The first adaptive equalizer, in 1964, used 13 adjustable gains, each set by 8 relays. The rack of equipment was about 5 feet high. Its use immediately made possible data transmission at 9600 bits per second – four times the highest previously attainable speed.

Shortly thereafter, the relays were replaced with transistor switches, then in succeeding years the equalizer was implemented with a special purpose integrated circuit. Today adaptive equalization is built into almost every modem and is simply a subroutine in the instruction program for an embedded microprocessor.

==Advisory positions==
Throughout his career, Lucky was heavily involved in advisory and participatory roles in engineering societies, universities, and government. In the IEEE he was editor of the Proceedings of the IEEE, president of the Communications Society, and executive vice president of the parent IEEE. His government service included being chairman of the United States Air Force Scientific Advisory Board, chairman of the Federal Communications Commission Technological Advisory Council, chairman of the statutory visiting committee of the National Institute of Standards and Technology, and membership on the Defense Science Board. He was active with the National Academy of Engineering and on the advisory boards of several universities.

==Honors and awards==
Among his honors, Lucky was awarded four honorary doctorate degrees, the 1987 Marconi Prize, the 1995 IEEE Edison Medal, and the 1998 Golden Jubilee Award for Technological Innovation from the IEEE Information Theory Society. He was elected a member of the National Academy of Engineering for contributions to the theory and practical development of data communication systems. He was an elected member of the American Academy of Arts and Sciences and the European Academy of Sciences and Arts.

==Writings==

Lucky was the author (with J Salz and EJ Weldon) of a textbook, Principles of Data Communications (McGraw-Hill, New York, 1965). He wrote a popularized account of information theory in Silicon Dreams (St Martins Press, New York, 1989).
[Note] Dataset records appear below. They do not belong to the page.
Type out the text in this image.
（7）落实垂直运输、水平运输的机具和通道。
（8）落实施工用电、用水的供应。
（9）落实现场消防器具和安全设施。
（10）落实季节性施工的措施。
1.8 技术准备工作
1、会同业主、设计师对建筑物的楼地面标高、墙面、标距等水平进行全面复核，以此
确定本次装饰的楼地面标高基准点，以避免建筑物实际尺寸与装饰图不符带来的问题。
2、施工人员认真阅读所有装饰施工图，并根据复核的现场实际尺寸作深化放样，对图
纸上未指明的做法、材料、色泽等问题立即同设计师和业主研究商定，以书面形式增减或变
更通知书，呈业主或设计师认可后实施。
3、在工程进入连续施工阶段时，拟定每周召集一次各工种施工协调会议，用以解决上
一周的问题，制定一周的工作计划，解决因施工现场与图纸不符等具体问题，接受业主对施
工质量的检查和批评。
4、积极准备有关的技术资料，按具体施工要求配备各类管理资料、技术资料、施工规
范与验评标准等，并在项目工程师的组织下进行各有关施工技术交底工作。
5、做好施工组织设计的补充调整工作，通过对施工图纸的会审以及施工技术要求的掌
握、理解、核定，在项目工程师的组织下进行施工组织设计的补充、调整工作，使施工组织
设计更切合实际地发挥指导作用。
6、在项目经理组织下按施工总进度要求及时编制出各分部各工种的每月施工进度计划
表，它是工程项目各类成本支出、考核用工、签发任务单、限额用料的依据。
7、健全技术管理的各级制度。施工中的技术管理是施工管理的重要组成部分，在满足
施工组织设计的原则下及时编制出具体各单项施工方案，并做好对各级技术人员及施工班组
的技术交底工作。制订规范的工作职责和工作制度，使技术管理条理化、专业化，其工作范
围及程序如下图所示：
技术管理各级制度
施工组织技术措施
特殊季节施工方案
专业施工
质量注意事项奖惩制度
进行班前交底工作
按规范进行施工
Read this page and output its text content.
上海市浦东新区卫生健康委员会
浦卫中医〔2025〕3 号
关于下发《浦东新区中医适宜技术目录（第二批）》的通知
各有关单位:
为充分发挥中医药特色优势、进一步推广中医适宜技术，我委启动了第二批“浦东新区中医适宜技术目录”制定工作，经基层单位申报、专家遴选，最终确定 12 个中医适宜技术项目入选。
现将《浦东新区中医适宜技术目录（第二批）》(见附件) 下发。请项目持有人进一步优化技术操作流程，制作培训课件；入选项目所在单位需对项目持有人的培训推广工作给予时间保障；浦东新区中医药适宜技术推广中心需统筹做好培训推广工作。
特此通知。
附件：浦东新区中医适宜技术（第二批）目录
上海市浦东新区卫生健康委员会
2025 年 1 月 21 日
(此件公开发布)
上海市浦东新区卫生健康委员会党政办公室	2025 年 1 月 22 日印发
After 1982 he wrote a bi-monthly column, Reflections, in IEEE Spectrum Magazine, which featured his essays on technology and engineering culture. A compilation of his essays was published under the title Lucky Strikes Again (Wiley/IEEE Press, 1992).

The May 1992 IEEE Spectrum Magazine published his parable of The Bean Counters.

==Later career==
After retirement in 2002, Lucky was a member of the Defense Science Board, chairman of the board of ANSER, Inc., a member of the Laboratory Operations Board of the United States Department of Energy, chairman of Marconi Society, and a member of advisory board of TTI/Vanguard. The governor of New Jersey appointed him to the Authority for the Redevelopment of Fort Monmouth, and he was elected chairman of that Authority.